On April 23, 2017, I had coaxed Marnell to take me there one Sunday afternoon, when I felt I had to escape for a few hours. I sat on the rocks with him and cried because… well, I wasn’t sure why it was so emotional to me, but I know they were happy, cleansing tears.
Now, on August 6, 2017, as the darkness traded places with the light (my favorite time of day!) the clouds above the city changed from deep coral to slate gray. The lights in the city blinked on and airplanes and a helicopter crossed the sky. As the water turned deep, shiny black, the skyline began to appear in it.
A nearly full moon slid up over the rocks above us. We watched as it hid behind clouds, and then emerged out of the clouds, bright with the sun we could no longer see. It was so like a person coming through a hard time in life, and reflecting God’s greatness so much brighter for having walked through shadows.
“That’s how I want to be,” Marnell said. “A small reflection of God’s light to the people around me.”
“Right,” I said, and I sighed, thinking of my capacity for grouchiness, even earlier that very day. “Sometimes I feel like a crescent moon! I mean in the amount of God’s glory I’m reflecting. But maybe we don’t always know when we are reflecting Him best.”
“That’s right,” he said.
As we sat there, fireworks popped in the park above us. We watched the sparks crowning in the dark tree tops above the rocks.
“Must be an important person,” Marnell said, referencing the farewell party sign.
It was a perfect night…
…even before he asked me to marry him!
ENGAGED. (Another bad selfie? 😂) By the tunnel that goes under Lakeshore Drive.

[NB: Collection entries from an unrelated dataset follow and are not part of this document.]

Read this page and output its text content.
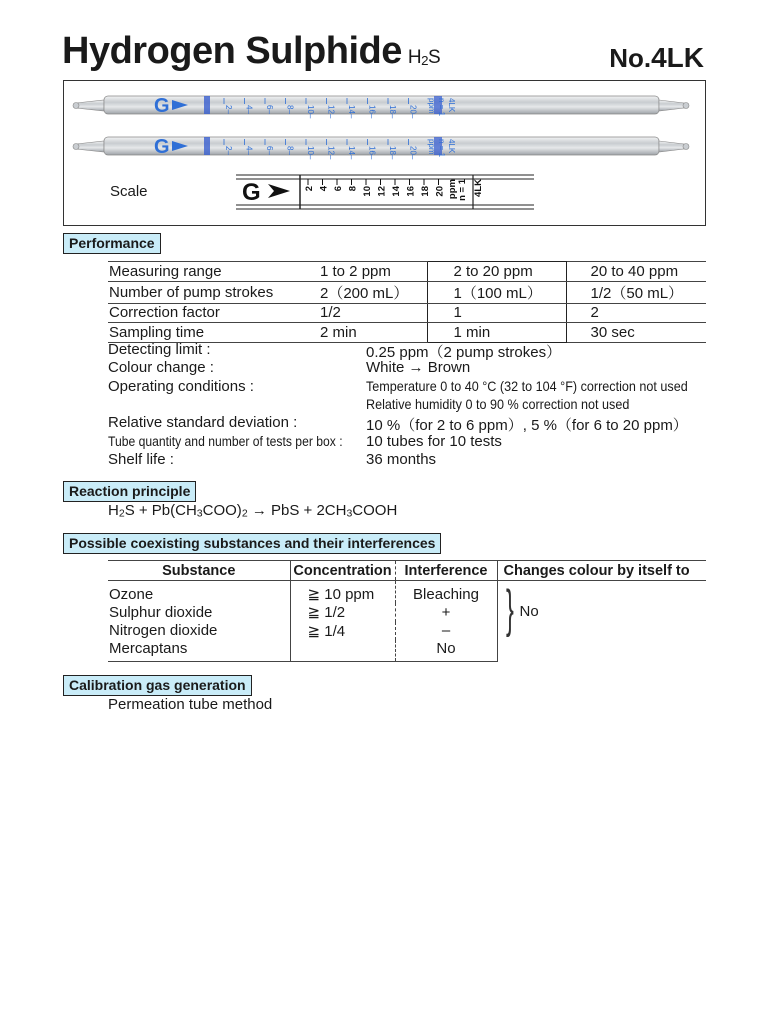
Hydrogen Sulphide H2S	No.4LK
G	2– 4– 6– 8– 10– 12– 14– 16– 18– 20– ppm n = 1 4LK
G	2– 4– 6– 8– 10– 12– 14– 16– 18– 20– ppm n = 1 4LK
G	2 4 6 8 10 12 14 16 18 20 ppm n = 1 4LK
Scale
Performance
Measuring range	1 to 2 ppm	2 to 20 ppm	20 to 40 ppm
Number of pump strokes	2（200 mL）	1（100 mL）	1/2（50 mL）
Correction factor	1/2	1	2
Sampling time	2 min	1 min	30 sec
Detecting limit :	0.25 ppm（2 pump strokes）
Colour change :	White → Brown
Operating conditions :	Temperature 0 to 40 °C (32 to 104 °F) correction not used
Relative humidity 0 to 90 % correction not used
Relative standard deviation :	10 %（for 2 to 6 ppm）, 5 %（for 6 to 20 ppm）
Tube quantity and number of tests per box :	10 tubes for 10 tests
Shelf life :	36 months
Reaction principle
H2S + Pb(CH3COO)2 → PbS + 2CH3COOH
Possible coexisting substances and their interferences
Substance	Concentration	Interference	Changes colour by itself to
Ozone	≧ 10 ppm	Bleaching	} No

Sulphur dioxide	≧ 1/2	+	
Nitrogen dioxide	≧ 1/4	–	
Mercaptans		No	
Calibration gas generation
Permeation tube method
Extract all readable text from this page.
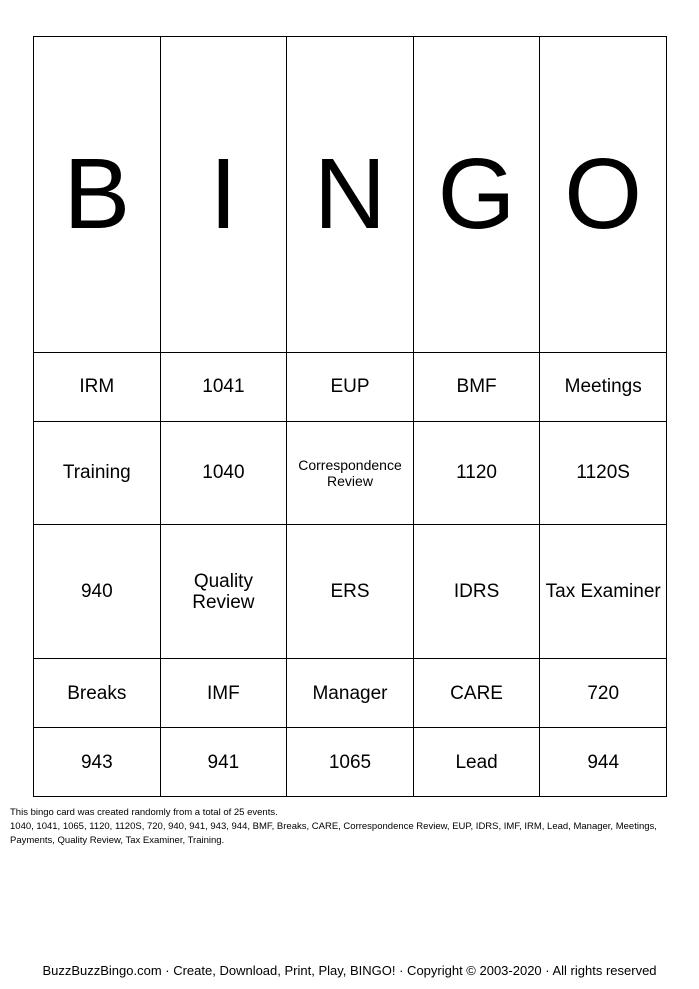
B	I	N	G	O
IRM	1041	EUP	BMF	Meetings
Training	1040	Correspondence Review	1120	1120S
940	Quality Review	ERS	IDRS	Tax Examiner
Breaks	IMF	Manager	CARE	720
943	941	1065	Lead	944
This bingo card was created randomly from a total of 25 events.
1040, 1041, 1065, 1120, 1120S, 720, 940, 941, 943, 944, BMF, Breaks, CARE, Correspondence Review, EUP, IDRS, IMF, IRM, Lead, Manager, Meetings, Payments, Quality Review, Tax Examiner, Training.
BuzzBuzzBingo.com · Create, Download, Print, Play, BINGO! · Copyright © 2003-2020 · All rights reserved
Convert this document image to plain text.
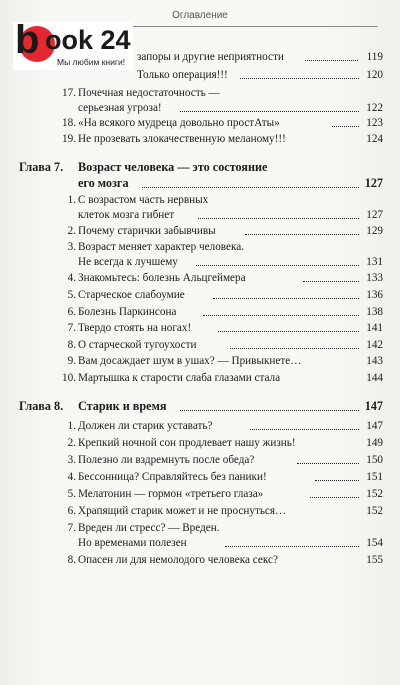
Оглавление
b ook 24
Мы любим книги! запоры и другие неприятности	119
Только операция!!!	120
17. Почечная недостаточность —
серьезная угроза!	122
18. «На всякого мудреца довольно простАты»	123
19. Не прозевать злокачественную меланому!!!	124
Глава 7. Возраст человека — это состояние
его мозга	127
1. С возрастом часть нервных
клеток мозга гибнет	127
2. Почему старички забывчивы	129
3. Возраст меняет характер человека.
Не всегда к лучшему	131
4. Знакомьтесь: болезнь Альцгеймера	133
5. Старческое слабоумие	136
6. Болезнь Паркинсона	138
7. Твердо стоять на ногах!	141
8. О старческой тугоухости	142
9. Вам досаждает шум в ушах? — Привыкнете…	143
10. Мартышка к старости слаба глазами стала	144
Глава 8. Старик и время	147
1. Должен ли старик уставать?	147
2. Крепкий ночной сон продлевает нашу жизнь!	149
3. Полезно ли вздремнуть после обеда?	150
4. Бессонница? Справляйтесь без паники!	151
5. Мелатонин — гормон «третьего глаза»	152
6. Храпящий старик может и не проснуться…	152
7. Вреден ли стресс? — Вреден.
Но временами полезен	154
8. Опасен ли для немолодого человека секс?	155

OPENED. The birthday package from my friend Rosie!
COMPLETED. Isn’t God so interesting? As we officially announce our engagement, today, August 12, 2017, I complete the final entry in my “Happiness Project”. On this line, I write, “Thank you God for a wild and beautiful ending!”
4 thoughts on “Anniversary of the Perfect Night”
Wow! Was that really just a year ago??
So glad to have you in our lives this past year!
I know, it’s crazy. Good to have you all in mine!
Thank-you for sharing this again. I am sure it brings back many precious memories for you.
What I remember most about this post is that it inspired me to begin keeping a journal. I bought a 3 year journal (I wasn’t sure about committing to a 5 yr) and started using it the beginning of 2018. I also decided to make it a journal of thanksgiving and try to only write down the things I am thankful for. It has already been a journey and at times a challenge!
Thank-you for encouraging us by sharing your story.
Glad to hear about your journey! Thanks for sharing.